Single trader behind oil record
http://news.bbc.co.uk/2/hi/business/7169543.stm

The man behind the record rise in oil prices to $100 a barrel was a lone trader, seeking bragging rights and a minute of fame, market watchers say.

A single trader bid up the price by buying a modest lot and then sold it immediately at a loss, they said.

The New York Mercantile Exchange confirmed that US crude oil futures traded just once in triple figures.

But prices have since remained below that historic level and market analysts questioned the validity of the trade.

Vanity trade

Stephen Schork, a former floor trader on the New York Mercantile Exchange and the editor of an oil market newsletter, said one floor trader bought 1,000 barrels, the smallest amount permitted, and sold it immediately for $99.40 at a $600 loss.

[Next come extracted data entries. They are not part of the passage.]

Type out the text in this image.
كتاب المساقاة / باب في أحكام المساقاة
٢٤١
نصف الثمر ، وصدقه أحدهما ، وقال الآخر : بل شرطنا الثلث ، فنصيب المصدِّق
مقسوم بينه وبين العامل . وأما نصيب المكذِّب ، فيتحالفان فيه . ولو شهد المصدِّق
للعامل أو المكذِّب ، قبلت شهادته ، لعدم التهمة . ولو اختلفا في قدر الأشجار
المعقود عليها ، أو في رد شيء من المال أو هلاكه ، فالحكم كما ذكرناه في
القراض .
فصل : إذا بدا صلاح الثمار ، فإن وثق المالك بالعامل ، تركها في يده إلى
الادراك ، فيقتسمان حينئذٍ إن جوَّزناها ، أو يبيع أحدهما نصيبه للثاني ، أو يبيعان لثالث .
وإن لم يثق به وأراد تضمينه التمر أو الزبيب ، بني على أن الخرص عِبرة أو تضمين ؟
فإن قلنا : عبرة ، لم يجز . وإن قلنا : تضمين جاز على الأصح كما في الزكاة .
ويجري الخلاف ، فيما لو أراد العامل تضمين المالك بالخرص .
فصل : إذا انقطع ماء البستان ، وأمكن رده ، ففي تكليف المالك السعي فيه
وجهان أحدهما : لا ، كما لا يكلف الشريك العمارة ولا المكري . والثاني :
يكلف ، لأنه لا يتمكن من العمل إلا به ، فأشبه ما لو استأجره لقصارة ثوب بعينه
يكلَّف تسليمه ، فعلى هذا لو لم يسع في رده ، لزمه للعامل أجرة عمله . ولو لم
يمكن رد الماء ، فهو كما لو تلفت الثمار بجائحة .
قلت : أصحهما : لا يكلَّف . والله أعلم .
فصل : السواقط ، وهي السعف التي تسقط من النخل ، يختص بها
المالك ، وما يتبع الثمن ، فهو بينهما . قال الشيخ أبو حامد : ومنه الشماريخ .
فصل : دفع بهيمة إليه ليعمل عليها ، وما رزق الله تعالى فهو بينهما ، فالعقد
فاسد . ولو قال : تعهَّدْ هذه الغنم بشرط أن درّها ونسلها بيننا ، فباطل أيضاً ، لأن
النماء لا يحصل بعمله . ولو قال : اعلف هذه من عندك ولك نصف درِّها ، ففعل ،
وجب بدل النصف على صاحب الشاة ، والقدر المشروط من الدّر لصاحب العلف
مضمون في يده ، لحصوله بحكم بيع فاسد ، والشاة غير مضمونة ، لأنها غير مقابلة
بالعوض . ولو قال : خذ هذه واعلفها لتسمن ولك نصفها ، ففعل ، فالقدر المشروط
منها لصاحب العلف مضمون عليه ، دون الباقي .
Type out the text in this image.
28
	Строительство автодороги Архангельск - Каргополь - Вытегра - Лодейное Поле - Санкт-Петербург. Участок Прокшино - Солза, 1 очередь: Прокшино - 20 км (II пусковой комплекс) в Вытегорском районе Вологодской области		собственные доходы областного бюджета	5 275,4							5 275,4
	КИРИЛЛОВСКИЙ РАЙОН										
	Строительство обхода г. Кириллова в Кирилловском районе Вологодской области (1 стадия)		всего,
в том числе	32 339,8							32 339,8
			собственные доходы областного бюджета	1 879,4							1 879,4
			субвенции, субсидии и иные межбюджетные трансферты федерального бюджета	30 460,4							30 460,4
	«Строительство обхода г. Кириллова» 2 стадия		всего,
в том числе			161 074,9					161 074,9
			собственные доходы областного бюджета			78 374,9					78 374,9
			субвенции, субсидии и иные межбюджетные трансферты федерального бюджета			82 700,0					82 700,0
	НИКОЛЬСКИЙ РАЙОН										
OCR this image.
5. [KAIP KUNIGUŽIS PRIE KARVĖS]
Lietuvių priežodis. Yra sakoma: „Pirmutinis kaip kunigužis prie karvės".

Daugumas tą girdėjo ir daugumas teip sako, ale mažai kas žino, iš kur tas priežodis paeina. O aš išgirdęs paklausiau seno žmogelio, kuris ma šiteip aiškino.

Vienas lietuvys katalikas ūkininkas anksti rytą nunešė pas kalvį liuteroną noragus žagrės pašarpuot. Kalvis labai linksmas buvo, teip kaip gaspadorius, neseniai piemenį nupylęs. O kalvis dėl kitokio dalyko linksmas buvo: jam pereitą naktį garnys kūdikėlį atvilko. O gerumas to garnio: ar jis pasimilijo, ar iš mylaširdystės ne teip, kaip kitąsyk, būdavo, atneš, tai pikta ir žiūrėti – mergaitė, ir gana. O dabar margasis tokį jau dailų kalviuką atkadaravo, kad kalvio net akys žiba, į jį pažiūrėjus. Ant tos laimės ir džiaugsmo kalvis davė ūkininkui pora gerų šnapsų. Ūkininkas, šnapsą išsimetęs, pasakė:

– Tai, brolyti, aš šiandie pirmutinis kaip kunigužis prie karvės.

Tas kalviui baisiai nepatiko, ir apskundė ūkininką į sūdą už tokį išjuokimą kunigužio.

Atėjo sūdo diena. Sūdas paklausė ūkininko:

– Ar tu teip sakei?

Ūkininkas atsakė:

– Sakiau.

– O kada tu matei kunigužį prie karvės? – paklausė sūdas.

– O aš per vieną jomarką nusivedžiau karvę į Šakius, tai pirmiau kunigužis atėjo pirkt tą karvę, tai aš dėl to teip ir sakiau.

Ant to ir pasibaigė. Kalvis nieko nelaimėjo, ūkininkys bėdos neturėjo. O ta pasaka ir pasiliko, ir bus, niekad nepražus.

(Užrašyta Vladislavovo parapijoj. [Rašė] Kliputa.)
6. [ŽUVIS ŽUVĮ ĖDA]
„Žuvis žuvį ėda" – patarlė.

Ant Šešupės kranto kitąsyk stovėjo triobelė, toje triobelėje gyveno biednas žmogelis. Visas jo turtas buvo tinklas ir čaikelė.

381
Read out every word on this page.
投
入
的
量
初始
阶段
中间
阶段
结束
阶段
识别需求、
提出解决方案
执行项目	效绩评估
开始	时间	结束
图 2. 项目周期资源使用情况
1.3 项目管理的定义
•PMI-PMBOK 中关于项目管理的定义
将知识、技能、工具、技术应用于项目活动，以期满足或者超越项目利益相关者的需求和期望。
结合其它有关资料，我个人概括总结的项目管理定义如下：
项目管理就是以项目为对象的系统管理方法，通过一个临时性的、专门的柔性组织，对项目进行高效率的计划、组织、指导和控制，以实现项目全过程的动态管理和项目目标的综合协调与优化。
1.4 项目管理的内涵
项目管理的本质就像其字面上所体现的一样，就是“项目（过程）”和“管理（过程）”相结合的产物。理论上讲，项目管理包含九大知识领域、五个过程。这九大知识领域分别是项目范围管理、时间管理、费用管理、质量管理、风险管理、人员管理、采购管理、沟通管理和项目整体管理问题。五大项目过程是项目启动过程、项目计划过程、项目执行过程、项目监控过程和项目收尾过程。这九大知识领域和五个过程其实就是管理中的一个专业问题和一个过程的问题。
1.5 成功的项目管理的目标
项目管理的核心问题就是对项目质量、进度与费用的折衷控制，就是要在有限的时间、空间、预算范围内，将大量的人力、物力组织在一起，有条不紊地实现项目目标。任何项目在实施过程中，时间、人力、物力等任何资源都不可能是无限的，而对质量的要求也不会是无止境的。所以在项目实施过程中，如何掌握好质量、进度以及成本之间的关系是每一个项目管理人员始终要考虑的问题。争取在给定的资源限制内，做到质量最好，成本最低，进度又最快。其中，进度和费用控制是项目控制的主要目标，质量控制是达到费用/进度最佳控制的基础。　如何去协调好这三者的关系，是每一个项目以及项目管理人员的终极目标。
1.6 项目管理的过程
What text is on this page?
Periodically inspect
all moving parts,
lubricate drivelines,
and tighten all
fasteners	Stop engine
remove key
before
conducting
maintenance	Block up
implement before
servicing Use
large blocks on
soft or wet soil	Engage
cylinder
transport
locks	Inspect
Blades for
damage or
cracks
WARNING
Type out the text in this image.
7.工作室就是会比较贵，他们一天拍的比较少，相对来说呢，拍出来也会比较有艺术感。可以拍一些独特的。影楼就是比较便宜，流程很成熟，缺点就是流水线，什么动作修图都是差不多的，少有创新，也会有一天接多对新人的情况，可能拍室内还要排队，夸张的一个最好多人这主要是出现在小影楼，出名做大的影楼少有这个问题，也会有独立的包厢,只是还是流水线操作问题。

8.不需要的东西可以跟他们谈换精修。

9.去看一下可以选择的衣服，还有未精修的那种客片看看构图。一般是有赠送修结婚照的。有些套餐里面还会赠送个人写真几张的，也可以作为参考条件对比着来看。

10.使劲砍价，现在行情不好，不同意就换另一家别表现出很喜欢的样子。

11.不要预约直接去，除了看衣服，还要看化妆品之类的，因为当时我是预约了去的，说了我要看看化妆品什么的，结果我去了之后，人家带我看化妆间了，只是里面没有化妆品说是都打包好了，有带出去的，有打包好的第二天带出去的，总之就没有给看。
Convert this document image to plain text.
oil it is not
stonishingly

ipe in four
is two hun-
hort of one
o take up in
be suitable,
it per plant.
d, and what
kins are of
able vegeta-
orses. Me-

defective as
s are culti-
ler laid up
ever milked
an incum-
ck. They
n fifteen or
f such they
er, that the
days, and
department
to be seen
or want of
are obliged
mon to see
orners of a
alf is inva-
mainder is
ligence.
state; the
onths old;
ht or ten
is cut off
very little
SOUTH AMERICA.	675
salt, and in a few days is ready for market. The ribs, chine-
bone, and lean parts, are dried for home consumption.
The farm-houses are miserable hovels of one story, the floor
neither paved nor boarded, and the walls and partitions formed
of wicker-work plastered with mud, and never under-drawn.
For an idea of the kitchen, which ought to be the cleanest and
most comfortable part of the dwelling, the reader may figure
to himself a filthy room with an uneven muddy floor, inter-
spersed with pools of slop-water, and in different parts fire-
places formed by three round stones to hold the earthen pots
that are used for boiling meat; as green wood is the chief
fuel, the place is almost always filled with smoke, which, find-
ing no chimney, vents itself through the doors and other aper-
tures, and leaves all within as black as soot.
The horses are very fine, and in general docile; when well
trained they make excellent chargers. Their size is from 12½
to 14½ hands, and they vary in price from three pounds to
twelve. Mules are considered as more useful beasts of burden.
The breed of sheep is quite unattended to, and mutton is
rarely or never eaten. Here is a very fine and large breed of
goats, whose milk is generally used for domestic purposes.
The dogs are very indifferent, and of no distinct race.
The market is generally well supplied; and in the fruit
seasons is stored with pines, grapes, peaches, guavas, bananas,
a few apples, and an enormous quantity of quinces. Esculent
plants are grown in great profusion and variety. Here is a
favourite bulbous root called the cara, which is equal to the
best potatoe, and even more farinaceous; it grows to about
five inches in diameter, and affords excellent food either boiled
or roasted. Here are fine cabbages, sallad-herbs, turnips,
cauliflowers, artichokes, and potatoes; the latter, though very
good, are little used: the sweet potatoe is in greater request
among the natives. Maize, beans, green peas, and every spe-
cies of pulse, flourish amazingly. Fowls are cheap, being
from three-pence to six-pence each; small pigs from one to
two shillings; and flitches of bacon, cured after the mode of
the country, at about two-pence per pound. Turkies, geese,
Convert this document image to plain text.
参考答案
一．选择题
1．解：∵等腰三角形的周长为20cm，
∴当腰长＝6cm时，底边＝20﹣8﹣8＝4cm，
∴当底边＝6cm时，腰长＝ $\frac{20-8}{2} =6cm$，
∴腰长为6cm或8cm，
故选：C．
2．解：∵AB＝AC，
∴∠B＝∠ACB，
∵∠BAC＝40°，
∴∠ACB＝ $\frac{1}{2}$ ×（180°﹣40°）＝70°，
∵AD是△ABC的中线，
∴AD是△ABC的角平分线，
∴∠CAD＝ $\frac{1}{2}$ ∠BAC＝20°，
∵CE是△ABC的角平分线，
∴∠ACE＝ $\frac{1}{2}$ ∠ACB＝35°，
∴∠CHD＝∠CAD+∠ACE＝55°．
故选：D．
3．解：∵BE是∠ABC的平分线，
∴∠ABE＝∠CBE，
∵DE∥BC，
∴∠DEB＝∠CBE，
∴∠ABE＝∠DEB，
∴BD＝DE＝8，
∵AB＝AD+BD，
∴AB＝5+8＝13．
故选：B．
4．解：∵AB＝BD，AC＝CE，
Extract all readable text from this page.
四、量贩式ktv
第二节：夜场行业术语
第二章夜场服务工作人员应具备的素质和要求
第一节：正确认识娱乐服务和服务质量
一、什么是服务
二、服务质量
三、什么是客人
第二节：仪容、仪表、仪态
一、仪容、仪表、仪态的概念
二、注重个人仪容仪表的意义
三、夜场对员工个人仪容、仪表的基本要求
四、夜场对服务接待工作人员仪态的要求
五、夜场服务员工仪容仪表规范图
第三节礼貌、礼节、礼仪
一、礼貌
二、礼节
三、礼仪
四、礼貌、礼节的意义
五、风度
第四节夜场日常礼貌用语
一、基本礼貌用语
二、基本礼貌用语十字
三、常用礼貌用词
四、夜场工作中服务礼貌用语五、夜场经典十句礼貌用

"They absolutely overpaid," he told Radio Four's Today Programme.

"He paid $600 for the right to tell his grandchildren that he was the first in the world to buy $100 oil."

Most trading in energy futures has shifted away from the trading floor and takes place on electronic platforms.

The NYMEX, along with the Chicago Mercantile Exchange is one of the last bastions of "open outcry", where traders use frantic hand signals to trade securities.

In London, open outcry trading still takes place on the London Metal Exchange, where aluminium, copper and zinc are traded.

The supporters of electronic trading claim that it is faster, cheaper, more efficient for users, and less prone to manipulation by market makers.

The dwindling liquidity on the NYMEX trading floor has led to considerable speculation that the exchange will soon shut down the trading floor to cut costs.